The surge in requests to government and education websites appears, at least in part, to have largely been driven by one company, Estonia-based Rulta, that makes requests on behalf of creators, according to UpGuard’s analysis. It has made around 90 percent of the requests in the past couple of years, Pollock says. Rulta did not immediately respond to WIRED’s request for comment. However, overall, in Pollock’s analysis there are 11,000 adult-content-linked copyright owners, represented by 554 organizations, that have made requests to government and education websites.

“We file only on a good-faith belief that the page hosts our client’s copyrighted work,” says Alexander Small, a cofounder at Fanlock, a creator-founded removal company. “If a page just uses the name as bait without the content actually being there, that’s not a copyright issue, and we don't file on it.”

“It’s really important to defend government and education websites,” Pollock says.
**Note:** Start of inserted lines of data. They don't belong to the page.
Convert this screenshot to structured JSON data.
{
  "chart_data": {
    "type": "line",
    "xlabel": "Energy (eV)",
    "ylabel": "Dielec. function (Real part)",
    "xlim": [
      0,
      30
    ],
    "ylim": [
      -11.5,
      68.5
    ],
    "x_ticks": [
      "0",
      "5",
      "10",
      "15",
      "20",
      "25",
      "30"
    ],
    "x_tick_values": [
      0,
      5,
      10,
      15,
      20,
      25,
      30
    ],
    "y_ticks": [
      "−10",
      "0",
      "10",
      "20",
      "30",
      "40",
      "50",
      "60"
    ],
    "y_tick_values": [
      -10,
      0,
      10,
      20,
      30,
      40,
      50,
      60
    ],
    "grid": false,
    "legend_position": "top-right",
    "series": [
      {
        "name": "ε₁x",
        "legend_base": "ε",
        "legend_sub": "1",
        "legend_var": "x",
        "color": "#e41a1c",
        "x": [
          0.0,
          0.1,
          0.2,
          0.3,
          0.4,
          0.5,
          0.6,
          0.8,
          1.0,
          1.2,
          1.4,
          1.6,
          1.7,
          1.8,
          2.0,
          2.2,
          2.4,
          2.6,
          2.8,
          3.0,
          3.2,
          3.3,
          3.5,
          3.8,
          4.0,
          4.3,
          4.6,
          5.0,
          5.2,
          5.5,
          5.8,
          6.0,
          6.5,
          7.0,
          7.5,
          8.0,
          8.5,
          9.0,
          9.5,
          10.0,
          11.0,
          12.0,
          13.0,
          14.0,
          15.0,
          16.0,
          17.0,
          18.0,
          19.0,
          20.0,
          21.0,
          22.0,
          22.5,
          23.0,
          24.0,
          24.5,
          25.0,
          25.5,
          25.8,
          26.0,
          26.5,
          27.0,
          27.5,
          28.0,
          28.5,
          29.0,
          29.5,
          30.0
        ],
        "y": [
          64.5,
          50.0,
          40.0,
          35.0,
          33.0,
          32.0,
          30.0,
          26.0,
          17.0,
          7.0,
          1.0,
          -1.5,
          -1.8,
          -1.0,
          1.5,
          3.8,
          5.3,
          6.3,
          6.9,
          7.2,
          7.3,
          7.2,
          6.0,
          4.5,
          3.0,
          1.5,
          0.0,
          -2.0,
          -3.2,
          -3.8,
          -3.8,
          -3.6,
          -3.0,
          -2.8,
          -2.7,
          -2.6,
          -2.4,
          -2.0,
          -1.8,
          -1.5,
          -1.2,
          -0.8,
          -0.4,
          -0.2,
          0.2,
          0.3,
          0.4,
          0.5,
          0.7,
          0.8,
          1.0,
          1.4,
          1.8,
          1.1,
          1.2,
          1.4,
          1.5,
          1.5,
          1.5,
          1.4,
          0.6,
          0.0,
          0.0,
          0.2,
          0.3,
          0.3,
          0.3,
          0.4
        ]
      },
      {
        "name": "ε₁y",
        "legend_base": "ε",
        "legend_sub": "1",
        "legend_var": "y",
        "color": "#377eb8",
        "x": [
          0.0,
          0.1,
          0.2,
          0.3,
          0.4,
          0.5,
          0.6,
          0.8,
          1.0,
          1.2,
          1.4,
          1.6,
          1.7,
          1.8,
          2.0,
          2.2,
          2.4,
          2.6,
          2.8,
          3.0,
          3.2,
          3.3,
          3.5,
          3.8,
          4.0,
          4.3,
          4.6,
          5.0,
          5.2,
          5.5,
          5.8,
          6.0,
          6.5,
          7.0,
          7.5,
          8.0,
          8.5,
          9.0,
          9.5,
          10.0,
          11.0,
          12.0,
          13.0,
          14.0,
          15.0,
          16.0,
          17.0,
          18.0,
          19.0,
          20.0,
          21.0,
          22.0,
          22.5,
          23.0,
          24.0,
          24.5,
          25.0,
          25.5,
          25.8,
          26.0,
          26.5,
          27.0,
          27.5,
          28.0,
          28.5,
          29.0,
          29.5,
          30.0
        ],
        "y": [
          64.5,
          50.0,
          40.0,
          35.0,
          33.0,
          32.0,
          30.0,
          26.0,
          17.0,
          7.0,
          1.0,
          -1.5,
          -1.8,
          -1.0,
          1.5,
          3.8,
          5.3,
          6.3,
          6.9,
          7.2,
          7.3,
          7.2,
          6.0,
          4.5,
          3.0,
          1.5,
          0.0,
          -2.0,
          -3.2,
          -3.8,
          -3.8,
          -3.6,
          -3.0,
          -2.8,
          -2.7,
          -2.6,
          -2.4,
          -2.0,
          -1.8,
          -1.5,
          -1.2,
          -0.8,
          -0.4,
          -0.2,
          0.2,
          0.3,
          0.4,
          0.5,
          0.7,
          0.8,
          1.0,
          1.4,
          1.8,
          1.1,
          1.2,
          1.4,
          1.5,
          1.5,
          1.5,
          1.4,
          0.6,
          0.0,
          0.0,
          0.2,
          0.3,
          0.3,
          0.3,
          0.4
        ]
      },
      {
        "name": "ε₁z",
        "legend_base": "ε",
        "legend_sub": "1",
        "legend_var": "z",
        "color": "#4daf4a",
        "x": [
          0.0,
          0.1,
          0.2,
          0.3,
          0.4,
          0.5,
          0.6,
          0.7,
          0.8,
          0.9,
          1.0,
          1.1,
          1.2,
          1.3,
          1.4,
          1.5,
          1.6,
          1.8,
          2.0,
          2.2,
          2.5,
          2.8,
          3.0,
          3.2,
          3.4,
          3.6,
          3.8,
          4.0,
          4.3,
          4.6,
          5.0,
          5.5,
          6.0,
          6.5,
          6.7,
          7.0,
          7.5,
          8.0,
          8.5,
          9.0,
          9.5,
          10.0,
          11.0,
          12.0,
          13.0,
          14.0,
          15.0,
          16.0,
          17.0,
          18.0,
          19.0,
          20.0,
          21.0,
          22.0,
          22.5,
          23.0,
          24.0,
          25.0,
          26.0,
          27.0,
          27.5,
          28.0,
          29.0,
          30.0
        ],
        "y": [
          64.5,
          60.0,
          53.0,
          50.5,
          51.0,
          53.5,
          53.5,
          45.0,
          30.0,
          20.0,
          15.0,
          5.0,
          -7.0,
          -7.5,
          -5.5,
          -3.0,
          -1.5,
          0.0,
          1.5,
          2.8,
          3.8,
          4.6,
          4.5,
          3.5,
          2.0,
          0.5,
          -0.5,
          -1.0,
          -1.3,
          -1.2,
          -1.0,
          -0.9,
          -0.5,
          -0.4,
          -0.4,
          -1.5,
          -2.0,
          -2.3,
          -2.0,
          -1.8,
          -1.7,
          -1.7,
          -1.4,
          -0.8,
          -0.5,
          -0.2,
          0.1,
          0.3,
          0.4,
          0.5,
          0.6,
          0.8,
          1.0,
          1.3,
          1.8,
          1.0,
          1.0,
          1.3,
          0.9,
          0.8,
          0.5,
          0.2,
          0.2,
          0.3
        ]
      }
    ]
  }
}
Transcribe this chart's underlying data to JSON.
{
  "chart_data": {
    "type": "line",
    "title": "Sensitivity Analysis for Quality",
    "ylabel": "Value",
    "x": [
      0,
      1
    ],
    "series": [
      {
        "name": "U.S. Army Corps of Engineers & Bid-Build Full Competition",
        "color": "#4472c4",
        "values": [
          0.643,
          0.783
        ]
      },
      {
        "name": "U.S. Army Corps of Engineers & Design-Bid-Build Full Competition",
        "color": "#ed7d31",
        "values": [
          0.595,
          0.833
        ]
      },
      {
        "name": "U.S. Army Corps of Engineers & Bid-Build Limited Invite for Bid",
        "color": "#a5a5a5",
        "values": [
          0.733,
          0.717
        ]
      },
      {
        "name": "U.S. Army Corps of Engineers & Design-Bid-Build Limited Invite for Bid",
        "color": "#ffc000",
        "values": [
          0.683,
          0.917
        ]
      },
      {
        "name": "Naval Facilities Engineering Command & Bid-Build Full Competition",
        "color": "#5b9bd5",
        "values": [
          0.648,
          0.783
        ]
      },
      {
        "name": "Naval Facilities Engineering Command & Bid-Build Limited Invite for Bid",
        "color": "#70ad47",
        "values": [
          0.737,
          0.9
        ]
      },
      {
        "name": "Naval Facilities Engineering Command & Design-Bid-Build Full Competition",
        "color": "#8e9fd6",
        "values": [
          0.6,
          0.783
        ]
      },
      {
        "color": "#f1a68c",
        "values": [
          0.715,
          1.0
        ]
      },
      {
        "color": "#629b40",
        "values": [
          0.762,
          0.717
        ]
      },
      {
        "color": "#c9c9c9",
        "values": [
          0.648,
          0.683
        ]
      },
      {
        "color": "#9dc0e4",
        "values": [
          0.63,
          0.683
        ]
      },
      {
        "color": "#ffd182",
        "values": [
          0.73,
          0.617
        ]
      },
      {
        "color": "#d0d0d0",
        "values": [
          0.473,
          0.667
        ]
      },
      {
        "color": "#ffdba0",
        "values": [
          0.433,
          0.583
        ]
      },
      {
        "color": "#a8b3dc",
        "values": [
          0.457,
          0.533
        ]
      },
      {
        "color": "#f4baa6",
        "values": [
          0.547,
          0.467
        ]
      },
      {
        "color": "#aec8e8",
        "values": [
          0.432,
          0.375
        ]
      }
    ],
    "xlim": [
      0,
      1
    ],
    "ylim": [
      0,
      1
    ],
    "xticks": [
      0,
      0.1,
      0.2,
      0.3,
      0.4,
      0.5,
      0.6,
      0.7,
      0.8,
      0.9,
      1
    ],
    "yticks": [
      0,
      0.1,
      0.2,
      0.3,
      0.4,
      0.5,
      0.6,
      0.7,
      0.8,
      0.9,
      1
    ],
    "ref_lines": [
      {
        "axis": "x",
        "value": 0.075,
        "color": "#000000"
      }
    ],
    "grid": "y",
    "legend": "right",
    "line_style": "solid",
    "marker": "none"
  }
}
Monitoring for the names of popular models could provide a warning signal for small security teams that their infrastructure has been compromised, he says. “When that unwanted content is injected, you can often catch it with these kinds of adult content keywords.”

Lux, the OnlyFans creator who uses Rulta and whose name has been used on domains in Vietnam, South Africa, Bangladesh, Somalia, and Brazil, says she is not shocked that her brand could be abused in this way. “It’s just crazy that our names and stuff are used in that capacity,” Lux says. “It doesn't surprise me at all, because I’ve found my stuff on so many random websites.” When asked what she makes of the compromises potentially indicating to website administrators that they’ve had a breach, she says: “I guess sex workers save the world again.”